From gene expression to gene regulatory networks in Arabidopsis thaliana
1 School of Computing, University of Leeds, Leeds, LS2 9JT, UK
2 Institute of Integrative and Comparative Biology, University of Leeds, Leeds, LS2 9JT, UK
3 Institute of Molecular and Cellular Biology, University of Leeds, Leeds, LS2 9JT, UK
4 Current address : School of Biological and Biomedical Sciences, Durham University, Durham, UK
BMC Systems Biology 2009, 3:85 doi:10.1186/1752-0509-3-85Published: 3 September 2009
The elucidation of networks from a compendium of gene expression data is one of the goals of systems biology and can be a valuable source of new hypotheses for experimental researchers. For Arabidopsis, there exist several thousand microarrays which form a valuable resource from which to learn.
A novel Bayesian network-based algorithm to infer gene regulatory networks from gene expression data is introduced and applied to learn parts of the transcriptomic network in Arabidopsis thaliana from a large number (thousands) of separate microarray experiments. Starting from an initial set of genes of interest, a network is grown by iterative addition to the model of the gene, from another defined set of genes, which gives the 'best' learned network structure. The gene set for iterative growth can be as large as the entire genome. A number of networks are inferred and analysed; these show (i) an agreement with the current literature on the circadian clock network, (ii) the ability to model other networks, and (iii) that the learned network hypotheses can suggest new roles for poorly characterized genes, through addition of relevant genes from an unconstrained list of over 15,000 possible genes.

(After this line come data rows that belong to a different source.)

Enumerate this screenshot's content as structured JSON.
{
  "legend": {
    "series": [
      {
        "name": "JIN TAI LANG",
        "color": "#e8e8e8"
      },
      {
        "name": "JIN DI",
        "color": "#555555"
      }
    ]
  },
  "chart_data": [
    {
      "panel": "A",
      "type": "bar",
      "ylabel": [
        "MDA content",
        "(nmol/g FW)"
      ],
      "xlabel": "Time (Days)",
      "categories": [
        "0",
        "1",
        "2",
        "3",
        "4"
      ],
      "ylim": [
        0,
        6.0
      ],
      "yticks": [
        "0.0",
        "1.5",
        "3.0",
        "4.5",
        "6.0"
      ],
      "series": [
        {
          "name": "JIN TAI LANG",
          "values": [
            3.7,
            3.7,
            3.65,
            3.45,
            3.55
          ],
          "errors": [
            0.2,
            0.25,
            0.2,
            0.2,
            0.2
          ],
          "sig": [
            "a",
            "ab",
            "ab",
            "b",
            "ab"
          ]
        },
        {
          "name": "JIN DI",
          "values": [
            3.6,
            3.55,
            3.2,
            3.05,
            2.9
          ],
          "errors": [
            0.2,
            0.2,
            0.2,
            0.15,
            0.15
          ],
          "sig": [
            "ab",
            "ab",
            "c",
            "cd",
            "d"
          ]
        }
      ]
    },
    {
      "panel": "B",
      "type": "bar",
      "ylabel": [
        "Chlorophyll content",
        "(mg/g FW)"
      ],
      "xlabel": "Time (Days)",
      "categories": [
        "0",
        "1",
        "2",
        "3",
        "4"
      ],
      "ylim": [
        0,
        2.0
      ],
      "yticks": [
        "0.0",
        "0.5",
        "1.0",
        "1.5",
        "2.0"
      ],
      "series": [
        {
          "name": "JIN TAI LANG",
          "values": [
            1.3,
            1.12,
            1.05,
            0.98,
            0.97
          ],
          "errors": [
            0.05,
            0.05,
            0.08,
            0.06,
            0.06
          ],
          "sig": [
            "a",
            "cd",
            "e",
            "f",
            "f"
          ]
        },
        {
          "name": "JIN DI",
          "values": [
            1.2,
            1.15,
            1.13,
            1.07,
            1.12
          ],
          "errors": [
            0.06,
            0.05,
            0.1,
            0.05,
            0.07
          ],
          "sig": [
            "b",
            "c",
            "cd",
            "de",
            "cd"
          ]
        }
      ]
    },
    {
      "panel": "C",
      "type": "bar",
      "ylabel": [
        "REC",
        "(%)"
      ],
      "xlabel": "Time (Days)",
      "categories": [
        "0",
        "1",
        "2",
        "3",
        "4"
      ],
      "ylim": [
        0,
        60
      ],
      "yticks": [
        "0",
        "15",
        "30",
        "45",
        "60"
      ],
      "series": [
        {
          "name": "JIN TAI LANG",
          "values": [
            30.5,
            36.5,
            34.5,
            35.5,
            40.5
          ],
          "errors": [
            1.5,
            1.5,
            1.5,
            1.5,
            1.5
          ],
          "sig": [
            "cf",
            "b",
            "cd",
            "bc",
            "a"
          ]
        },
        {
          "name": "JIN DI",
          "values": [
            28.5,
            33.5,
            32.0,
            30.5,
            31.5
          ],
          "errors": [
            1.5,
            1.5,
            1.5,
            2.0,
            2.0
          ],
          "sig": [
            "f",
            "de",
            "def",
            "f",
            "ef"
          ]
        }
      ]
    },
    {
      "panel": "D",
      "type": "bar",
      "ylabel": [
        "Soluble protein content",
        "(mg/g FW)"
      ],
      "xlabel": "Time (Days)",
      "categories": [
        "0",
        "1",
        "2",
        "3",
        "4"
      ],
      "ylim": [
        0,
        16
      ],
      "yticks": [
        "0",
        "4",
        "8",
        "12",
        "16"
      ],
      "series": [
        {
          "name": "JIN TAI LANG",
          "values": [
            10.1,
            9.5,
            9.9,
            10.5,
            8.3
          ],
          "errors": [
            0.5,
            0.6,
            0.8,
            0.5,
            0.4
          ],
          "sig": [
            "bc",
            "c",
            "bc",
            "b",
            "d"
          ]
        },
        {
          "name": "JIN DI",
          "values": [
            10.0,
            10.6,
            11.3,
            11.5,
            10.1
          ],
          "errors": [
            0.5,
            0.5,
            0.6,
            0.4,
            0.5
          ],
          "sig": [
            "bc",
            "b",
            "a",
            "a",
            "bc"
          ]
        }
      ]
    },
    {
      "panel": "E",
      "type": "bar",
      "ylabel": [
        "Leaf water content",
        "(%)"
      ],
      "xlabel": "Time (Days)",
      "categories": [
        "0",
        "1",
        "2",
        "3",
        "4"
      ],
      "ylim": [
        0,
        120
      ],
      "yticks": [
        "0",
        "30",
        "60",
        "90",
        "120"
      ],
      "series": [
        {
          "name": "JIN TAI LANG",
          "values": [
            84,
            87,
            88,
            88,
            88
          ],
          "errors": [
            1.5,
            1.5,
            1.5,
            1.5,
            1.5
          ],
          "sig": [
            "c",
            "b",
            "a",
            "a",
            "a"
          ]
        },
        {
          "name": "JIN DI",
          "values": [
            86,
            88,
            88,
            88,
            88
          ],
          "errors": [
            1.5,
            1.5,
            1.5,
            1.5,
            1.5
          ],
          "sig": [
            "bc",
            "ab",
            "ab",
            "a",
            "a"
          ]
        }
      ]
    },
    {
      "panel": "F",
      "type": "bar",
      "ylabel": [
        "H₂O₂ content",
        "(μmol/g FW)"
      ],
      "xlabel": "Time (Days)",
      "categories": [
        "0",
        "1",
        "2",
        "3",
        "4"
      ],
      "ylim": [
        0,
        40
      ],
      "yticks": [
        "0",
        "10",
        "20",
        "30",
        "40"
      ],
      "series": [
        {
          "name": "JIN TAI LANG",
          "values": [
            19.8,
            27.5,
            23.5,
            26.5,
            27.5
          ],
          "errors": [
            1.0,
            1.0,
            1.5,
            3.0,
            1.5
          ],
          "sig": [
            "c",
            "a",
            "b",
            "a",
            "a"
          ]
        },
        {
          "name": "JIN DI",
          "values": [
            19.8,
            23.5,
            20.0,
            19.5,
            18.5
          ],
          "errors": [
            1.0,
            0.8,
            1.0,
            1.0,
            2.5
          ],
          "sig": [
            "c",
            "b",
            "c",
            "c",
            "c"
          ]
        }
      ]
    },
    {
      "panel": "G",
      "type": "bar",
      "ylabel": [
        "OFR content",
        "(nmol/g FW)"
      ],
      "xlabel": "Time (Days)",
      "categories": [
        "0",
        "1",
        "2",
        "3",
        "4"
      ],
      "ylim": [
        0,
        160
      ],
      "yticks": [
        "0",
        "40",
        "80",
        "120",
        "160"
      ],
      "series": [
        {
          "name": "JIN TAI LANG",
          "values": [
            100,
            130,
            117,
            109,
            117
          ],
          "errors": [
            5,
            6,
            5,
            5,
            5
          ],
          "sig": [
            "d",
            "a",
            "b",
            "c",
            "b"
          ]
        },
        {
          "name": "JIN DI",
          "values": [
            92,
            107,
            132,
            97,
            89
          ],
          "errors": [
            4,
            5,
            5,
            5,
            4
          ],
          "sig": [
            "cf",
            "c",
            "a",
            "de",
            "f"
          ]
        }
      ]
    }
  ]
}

To demonstrate the latter point, the method is used to suggest that particular GATA transcription factors are regulators of photosynthetic genes. Additionally, the performance in recovering a known network from different amounts of synthetically generated data is evaluated.
Our results show that plausible regulatory networks can be learned from such gene expression data alone. This work demonstrates that network hypotheses can be generated from existing gene expression data for use by experimental biologists.